Who dines with the Devil...

By Eric Watkins
It was bound to happen sooner or later. The blame game, that is. With war now raging in the deserts of North Africa, the question arises as to who is to blame for bringing Libya’s leader Moammar Gadhafi in from the cold.

In this week’s Newsweek, Christopher Dickey lays blame at the feet of current and former US, UK and Italian leaders who, he alleges, were blinded by their desire for oil, among other things, into rehabilitating the Libyan leader.

“The tale is a sordid one,” says Dickey. “But let’s at least begin in relatively pleasant surroundings, among the leather armchairs of the Travellers Club in London.”

The Travellers Club, for those who don’t know it, is located on Pall Mall right next door to the Reform Club – the setting for Jules Verne’s wonderful fiction, Around the World in Eighty Days.

Anyway, its there in The Travellers Club, Dickey claims, that Libya’s “urbane, white-haired spymaster, Musa Kusa, met with representatives of the British and American intelligence services in December 2003.”

According to Dickey, “Their purpose was to hammer out a deal to bring Kusa’s boss, Moammar Gadhafi, in from the cold.” And, at the heart of the deal, he says, was oil.
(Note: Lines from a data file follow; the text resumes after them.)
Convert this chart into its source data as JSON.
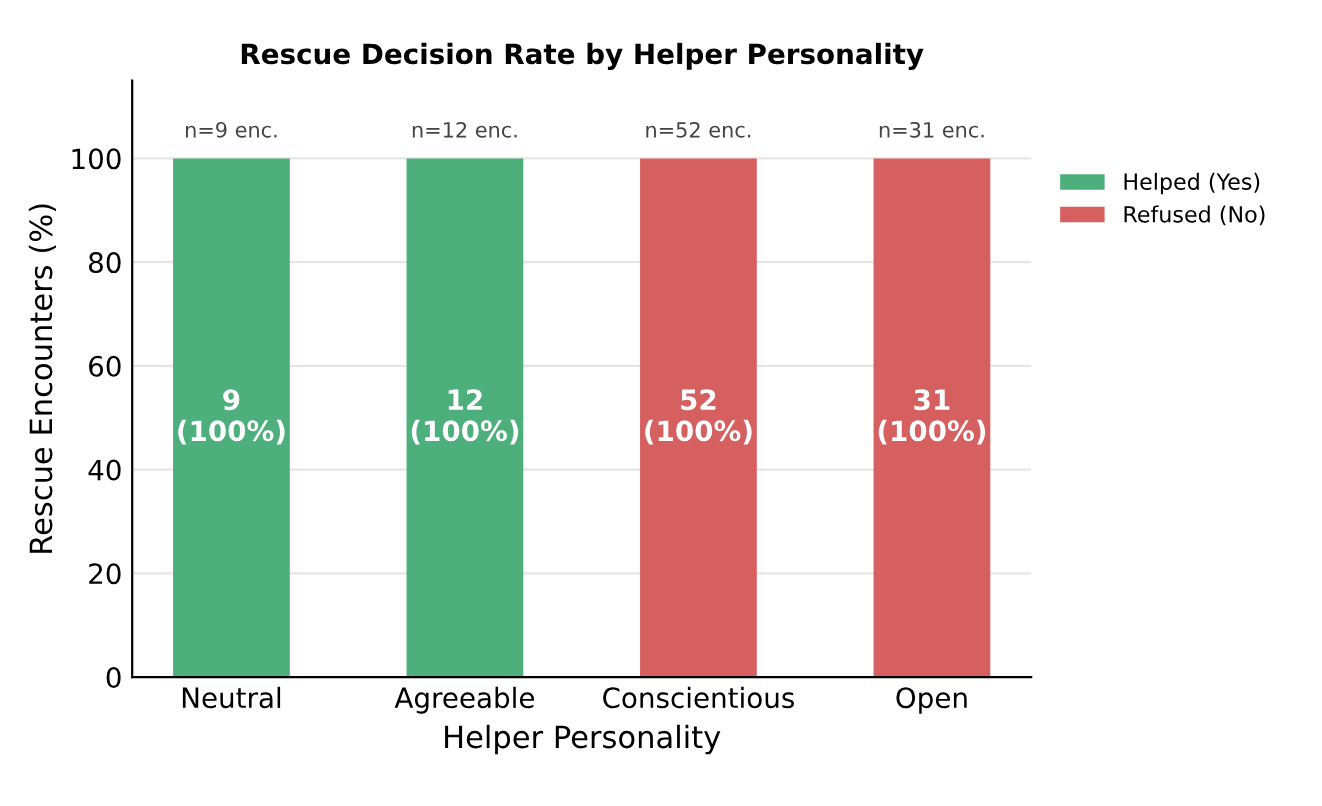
{
  "chart_data": {
    "type": "bar",
    "title": "Rescue Decision Rate by Helper Personality",
    "xlabel": "Helper Personality",
    "ylabel": "Rescue Encounters (%)",
    "categories": [
      "Neutral",
      "Agreeable",
      "Conscientious",
      "Open"
    ],
    "stacked": true,
    "series": [
      {
        "name": "Helped (Yes)",
        "color": "#4daf7c",
        "values": [
          100,
          100,
          0,
          0
        ],
        "value_labels": [
          "9\n(100%)",
          "12\n(100%)",
          null,
          null
        ]
      },
      {
        "name": "Refused (No)",
        "color": "#d65f5f",
        "values": [
          0,
          0,
          100,
          100
        ],
        "value_labels": [
          null,
          null,
          "52\n(100%)",
          "31\n(100%)"
        ]
      }
    ],
    "annotations": [
      {
        "text": "n=9 enc.",
        "x": "Neutral",
        "y": 100
      },
      {
        "text": "n=12 enc.",
        "x": "Agreeable",
        "y": 100
      },
      {
        "text": "n=52 enc.",
        "x": "Conscientious",
        "y": 100
      },
      {
        "text": "n=31 enc.",
        "x": "Open",
        "y": 100
      }
    ],
    "ylim": [
      0,
      115
    ],
    "yticks": [
      0,
      20,
      40,
      60,
      80,
      100
    ],
    "grid": "y",
    "legend": "right"
  }
}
“It was a deal none of them could resist,” says Dickey. “Libya’s oilfields would be fully opened up to the West, and US and European banks and corporations could resume tapping the country’s revenue stream.”

Dickey continues: “Big oil prospered. The American firm Occidental wound up with more acreage than any other corporation in Libya, but the big winners were BP and the Italian national oil company ENI. Italy buys some 80% of Libya’s petroleum.”

We all get Dickey’s drift...

All, that is, all except Peter Mandelson. A cabinet member in the UK government under Prime Minister Tony Blair, Mandelson has launched a spirited defense of that government’s ties to Libya.

Mandelson’s remarks were directly largely at people like the UK’s current Prime Minister David Cameron who recently tried to score political points by criticizing the Labour Party’s “dodgy deals with dictators in the desert.”

But Mandelson may just as well have been directing his comments towards Dickey.

Writing in the Financial Times, Mandelson said the “denunciation” of those involved with Moammar Gadhafi’s regime has been taken to “ridiculous lengths.”

He went on to warn that the “stigmatizing of every business leader, academic, politician and public servant” linked with Libya will only serve to harm British interests.

Mandelson said Tony Blair had been right to do business in Libya, and he added that the attacks on those who had been involved with the Gadhafi regime could backfire.

“If, as a result of this pressure, British businesses in future shy away from international investment for fear of risking similar opprobrium, Britain’s relative decline in the global economy can only worsen.”

To be sure, Mandelson did admit that, “There are lessons to be learnt.”

Those lessons, however, “are not on the principle of bringing people like Gadhafi in from the cold, but the degree of warmth we appear to show them afterwards, before they start to reform their domestic ways and methods.”

Well said.

And while we’re at it, we might also point out that critics like Dickey and Cameron fail to understand what most oil and gas companies operating around the world have to understand as a matter of survival: that extracting oil and gas requires more than technical know-how.

Sometimes it also means doing business with people whose ethics are, to say the least, more than a little suspect. That’s why we have the expression, “Who dines with the Devil must sup with a long spoon.”

If we don’t want those deals done, though, we do have an alternative: we can all stop using oil and gas right now.

Will you be first in line, Mr Dickey?